É nesta ultima que reside a minha crítica. Existe uma tendência fortíssima à terceirização das nossa decisões, como fazemos ao contratar determinado serviço aguardando que ele nos satisfaça num produto. É um erro gravíssimo! A política não é uma relação de consumo. Os políticos não tem a obrigação de agradar aos seus consumidores.

A relação entre o Estado e o indivíduo comum não é uma simples troca de interesses. Somos igualmente responsáveis e não dá simplesmente para lavar as mãos.

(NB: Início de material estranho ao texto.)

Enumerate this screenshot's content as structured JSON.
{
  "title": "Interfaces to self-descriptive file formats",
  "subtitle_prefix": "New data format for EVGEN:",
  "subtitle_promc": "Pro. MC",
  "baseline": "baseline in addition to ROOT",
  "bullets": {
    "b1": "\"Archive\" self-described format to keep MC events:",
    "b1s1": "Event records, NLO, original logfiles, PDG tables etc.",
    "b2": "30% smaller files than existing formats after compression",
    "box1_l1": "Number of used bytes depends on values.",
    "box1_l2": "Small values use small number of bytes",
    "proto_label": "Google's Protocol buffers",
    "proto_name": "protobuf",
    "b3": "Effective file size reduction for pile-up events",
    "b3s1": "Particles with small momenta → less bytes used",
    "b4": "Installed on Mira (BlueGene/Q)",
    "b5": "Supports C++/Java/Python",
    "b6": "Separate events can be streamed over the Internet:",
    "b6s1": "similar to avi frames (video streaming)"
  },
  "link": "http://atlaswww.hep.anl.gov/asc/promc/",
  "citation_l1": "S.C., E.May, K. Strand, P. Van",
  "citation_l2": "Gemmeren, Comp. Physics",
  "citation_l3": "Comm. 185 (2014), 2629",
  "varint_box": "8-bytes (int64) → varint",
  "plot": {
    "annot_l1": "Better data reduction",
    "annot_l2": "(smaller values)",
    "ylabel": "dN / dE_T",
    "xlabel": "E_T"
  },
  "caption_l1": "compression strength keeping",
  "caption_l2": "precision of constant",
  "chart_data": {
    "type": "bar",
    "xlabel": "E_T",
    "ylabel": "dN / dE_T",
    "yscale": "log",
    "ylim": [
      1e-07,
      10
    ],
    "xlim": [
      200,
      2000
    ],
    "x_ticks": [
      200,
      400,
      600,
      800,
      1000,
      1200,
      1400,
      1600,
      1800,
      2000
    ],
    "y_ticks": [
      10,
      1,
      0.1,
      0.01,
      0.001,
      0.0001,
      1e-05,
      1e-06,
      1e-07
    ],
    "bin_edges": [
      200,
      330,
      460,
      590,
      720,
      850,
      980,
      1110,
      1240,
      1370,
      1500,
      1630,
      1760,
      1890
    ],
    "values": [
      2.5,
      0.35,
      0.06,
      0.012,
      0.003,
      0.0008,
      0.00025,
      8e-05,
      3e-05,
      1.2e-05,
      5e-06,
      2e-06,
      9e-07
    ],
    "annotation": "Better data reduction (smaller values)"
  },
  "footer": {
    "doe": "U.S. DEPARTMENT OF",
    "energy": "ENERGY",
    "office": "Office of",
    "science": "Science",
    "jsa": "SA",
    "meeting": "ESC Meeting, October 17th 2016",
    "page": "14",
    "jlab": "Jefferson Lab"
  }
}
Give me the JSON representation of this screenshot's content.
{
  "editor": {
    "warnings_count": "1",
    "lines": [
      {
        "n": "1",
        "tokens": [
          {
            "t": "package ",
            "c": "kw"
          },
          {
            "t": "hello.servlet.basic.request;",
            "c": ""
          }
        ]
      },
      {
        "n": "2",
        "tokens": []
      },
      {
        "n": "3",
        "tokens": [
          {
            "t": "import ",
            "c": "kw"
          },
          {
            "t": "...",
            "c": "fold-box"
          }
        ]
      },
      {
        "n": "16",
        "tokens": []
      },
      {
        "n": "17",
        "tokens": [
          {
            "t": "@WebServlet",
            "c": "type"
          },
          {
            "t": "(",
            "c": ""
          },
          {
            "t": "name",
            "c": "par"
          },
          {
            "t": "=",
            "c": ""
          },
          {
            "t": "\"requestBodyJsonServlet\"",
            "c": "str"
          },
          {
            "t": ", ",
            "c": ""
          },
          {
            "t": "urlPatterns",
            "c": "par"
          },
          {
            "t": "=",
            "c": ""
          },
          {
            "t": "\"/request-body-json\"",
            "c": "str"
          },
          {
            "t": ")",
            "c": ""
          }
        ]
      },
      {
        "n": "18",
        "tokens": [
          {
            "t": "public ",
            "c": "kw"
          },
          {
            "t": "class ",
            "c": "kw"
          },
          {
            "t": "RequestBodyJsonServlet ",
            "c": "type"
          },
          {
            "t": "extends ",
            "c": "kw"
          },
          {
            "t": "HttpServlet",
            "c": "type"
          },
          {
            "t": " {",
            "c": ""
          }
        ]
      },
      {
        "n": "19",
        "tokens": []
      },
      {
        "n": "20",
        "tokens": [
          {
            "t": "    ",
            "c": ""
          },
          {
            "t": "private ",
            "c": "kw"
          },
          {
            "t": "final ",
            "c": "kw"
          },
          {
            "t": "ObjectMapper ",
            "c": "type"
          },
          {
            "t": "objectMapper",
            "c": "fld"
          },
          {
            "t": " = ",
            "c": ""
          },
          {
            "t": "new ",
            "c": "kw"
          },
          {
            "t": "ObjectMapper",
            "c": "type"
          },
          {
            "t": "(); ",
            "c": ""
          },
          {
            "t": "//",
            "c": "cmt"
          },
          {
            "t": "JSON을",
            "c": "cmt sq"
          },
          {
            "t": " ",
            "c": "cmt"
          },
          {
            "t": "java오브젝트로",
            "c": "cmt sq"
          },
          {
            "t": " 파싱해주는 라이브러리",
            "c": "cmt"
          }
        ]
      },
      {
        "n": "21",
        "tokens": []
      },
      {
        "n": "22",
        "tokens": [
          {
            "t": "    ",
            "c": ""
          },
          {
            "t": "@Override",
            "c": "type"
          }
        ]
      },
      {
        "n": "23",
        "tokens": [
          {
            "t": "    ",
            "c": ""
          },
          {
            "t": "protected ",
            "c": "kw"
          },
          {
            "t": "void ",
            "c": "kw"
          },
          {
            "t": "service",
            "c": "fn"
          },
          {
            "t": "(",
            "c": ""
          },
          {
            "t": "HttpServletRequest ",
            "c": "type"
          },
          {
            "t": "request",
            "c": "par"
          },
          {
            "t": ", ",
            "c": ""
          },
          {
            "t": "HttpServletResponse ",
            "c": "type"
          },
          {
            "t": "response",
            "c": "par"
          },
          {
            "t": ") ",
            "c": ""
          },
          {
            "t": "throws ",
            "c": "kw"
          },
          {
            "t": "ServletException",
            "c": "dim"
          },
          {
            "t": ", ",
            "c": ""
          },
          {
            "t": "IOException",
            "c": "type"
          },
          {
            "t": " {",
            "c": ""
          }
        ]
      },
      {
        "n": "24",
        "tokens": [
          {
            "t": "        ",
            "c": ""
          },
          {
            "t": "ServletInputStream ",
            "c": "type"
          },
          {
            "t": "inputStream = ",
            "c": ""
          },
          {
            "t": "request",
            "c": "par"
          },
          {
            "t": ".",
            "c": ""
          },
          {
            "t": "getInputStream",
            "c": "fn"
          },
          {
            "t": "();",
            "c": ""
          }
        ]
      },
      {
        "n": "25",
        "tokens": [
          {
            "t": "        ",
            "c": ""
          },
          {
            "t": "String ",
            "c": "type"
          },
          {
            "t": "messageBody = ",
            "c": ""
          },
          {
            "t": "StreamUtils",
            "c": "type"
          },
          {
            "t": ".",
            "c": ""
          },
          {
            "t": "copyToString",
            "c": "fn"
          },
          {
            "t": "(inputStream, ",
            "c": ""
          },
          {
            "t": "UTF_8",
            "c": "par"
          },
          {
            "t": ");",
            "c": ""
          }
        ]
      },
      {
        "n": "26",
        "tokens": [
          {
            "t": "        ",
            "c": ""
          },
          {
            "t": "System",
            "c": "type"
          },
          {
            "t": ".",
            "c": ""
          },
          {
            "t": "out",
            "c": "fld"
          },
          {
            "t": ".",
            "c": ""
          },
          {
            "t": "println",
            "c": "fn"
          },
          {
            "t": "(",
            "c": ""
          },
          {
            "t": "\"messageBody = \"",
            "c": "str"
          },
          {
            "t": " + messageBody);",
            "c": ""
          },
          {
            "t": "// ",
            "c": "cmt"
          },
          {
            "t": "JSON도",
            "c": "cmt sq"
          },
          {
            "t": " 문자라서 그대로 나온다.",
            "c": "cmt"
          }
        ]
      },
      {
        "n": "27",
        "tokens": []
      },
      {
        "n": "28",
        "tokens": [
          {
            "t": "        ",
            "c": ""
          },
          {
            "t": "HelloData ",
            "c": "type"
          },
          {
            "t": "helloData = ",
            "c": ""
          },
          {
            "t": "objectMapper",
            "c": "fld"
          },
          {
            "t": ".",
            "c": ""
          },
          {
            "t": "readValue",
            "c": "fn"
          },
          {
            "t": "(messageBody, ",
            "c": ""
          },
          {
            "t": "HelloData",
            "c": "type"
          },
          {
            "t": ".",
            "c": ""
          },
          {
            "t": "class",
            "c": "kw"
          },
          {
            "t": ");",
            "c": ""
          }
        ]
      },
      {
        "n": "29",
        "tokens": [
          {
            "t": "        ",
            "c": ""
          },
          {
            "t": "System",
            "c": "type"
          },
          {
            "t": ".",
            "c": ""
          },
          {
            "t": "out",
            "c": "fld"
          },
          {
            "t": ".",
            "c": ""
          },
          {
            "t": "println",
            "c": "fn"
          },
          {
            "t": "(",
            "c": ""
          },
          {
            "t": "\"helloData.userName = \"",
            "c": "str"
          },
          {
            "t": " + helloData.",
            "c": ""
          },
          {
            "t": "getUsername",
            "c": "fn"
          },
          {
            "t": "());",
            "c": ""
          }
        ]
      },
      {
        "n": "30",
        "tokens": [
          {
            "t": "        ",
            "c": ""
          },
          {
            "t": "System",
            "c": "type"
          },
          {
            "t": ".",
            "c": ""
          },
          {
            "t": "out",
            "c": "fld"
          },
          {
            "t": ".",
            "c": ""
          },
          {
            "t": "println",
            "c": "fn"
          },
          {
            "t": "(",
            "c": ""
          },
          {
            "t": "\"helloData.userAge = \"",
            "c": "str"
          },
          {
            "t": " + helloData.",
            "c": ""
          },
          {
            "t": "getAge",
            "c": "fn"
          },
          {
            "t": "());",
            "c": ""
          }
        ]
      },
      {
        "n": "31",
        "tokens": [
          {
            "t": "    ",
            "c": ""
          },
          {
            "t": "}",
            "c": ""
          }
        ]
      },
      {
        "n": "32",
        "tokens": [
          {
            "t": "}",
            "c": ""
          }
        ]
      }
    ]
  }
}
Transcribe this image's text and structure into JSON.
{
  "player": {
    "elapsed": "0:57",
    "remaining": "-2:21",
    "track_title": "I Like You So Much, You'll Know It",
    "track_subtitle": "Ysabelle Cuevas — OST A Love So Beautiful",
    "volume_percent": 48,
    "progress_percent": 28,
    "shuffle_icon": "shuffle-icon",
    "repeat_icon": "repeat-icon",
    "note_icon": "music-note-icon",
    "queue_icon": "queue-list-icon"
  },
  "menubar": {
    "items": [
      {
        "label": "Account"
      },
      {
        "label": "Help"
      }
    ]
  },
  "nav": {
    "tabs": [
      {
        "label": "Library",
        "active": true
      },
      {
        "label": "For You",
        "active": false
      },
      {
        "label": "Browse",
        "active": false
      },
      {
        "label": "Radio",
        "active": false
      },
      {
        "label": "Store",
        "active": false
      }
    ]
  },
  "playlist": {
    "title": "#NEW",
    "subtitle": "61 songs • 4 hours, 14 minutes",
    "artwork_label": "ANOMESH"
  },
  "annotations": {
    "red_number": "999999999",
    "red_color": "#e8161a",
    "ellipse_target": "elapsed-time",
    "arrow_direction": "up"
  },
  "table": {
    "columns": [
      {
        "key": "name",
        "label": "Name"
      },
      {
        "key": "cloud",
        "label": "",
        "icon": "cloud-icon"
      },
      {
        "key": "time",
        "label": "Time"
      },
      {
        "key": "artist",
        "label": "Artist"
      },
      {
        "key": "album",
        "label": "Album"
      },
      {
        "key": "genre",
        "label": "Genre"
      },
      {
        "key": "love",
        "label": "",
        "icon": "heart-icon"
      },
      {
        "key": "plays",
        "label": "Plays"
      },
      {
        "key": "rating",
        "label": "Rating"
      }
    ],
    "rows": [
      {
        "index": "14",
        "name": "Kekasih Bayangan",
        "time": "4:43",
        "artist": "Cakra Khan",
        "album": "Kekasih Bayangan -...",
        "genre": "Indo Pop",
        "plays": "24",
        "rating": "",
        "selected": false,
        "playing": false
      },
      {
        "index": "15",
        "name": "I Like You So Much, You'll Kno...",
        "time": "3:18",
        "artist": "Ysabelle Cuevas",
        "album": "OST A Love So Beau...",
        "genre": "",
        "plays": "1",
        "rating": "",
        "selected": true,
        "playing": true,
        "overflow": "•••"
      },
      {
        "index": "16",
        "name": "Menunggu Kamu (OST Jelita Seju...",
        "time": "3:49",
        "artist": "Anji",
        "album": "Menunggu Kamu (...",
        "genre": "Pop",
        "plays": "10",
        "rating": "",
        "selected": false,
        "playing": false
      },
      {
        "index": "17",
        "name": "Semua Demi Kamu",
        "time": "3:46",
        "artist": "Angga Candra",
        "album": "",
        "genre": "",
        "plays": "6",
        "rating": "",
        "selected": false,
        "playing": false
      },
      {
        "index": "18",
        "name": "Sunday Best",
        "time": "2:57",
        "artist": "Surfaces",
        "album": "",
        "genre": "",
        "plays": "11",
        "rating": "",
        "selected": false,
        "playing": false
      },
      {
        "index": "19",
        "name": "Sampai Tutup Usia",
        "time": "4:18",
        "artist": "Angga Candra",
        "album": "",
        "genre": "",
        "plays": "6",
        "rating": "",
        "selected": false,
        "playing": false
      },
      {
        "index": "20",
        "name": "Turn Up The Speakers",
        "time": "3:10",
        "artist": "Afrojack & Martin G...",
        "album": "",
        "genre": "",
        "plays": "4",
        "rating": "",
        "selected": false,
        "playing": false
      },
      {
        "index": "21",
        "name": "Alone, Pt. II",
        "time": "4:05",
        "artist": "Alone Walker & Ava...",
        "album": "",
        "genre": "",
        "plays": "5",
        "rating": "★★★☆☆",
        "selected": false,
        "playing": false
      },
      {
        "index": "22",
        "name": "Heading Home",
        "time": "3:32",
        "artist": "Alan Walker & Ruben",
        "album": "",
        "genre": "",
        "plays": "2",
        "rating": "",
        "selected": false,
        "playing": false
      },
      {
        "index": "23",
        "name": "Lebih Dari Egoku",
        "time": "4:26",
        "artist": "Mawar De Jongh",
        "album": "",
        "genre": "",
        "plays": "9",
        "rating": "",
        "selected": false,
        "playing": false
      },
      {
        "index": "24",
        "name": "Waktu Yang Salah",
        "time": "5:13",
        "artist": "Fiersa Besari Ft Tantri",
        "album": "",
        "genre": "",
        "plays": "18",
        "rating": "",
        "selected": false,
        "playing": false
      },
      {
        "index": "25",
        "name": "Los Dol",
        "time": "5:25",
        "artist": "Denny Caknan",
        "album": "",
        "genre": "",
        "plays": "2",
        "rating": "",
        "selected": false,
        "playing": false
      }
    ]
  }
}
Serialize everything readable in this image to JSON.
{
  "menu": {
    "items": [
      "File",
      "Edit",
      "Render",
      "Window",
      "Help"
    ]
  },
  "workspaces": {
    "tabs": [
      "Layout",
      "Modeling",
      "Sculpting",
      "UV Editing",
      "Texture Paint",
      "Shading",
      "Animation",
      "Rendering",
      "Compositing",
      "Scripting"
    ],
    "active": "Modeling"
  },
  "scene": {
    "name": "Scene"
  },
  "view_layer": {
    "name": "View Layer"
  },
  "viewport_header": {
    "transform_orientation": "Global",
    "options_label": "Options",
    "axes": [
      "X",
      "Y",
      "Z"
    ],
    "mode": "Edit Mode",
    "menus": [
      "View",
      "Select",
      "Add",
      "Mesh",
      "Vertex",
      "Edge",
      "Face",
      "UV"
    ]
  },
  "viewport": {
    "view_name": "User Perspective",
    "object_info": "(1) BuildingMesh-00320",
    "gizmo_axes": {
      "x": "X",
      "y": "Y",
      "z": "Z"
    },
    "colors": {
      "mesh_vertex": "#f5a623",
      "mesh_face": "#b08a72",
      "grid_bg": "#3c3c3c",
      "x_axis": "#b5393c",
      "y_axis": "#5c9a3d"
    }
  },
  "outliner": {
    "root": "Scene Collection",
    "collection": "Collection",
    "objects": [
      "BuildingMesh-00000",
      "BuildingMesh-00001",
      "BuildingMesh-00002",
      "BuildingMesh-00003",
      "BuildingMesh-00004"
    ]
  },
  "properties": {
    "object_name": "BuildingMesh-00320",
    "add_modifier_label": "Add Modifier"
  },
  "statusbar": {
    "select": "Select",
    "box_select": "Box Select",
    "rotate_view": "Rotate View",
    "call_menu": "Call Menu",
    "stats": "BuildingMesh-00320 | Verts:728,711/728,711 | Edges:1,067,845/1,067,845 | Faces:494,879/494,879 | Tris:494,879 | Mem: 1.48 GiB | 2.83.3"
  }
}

Tampouco não adianta sair inocentemente às ruas pedindo o fim da corrupção ou a renúncia de determinado político se nem ao menos buscamos saber como funciona um governo, um ministério, uma secretaria, quais são as leis, direitos, deveres, etc.

Devemos ser menos reativos ao sentimento de caos e de descrença e colocar a cabeça para funcionar. Podemos até instaurar uma revolução contra a ordem constituída, mas ela não se faz apenas pelo sentimento ou pelo desejo. Associe-se a grupos. Entenda as ferramentas de atuação. Construa uma massa crítica. Forme pessoas pensantes. Seja criativo.

Reclamar por reclamar não adianta. Continuemos reclamando, mas não devemos parar de construir. A solução depende de nós mesmos, arquitetos da felicidade.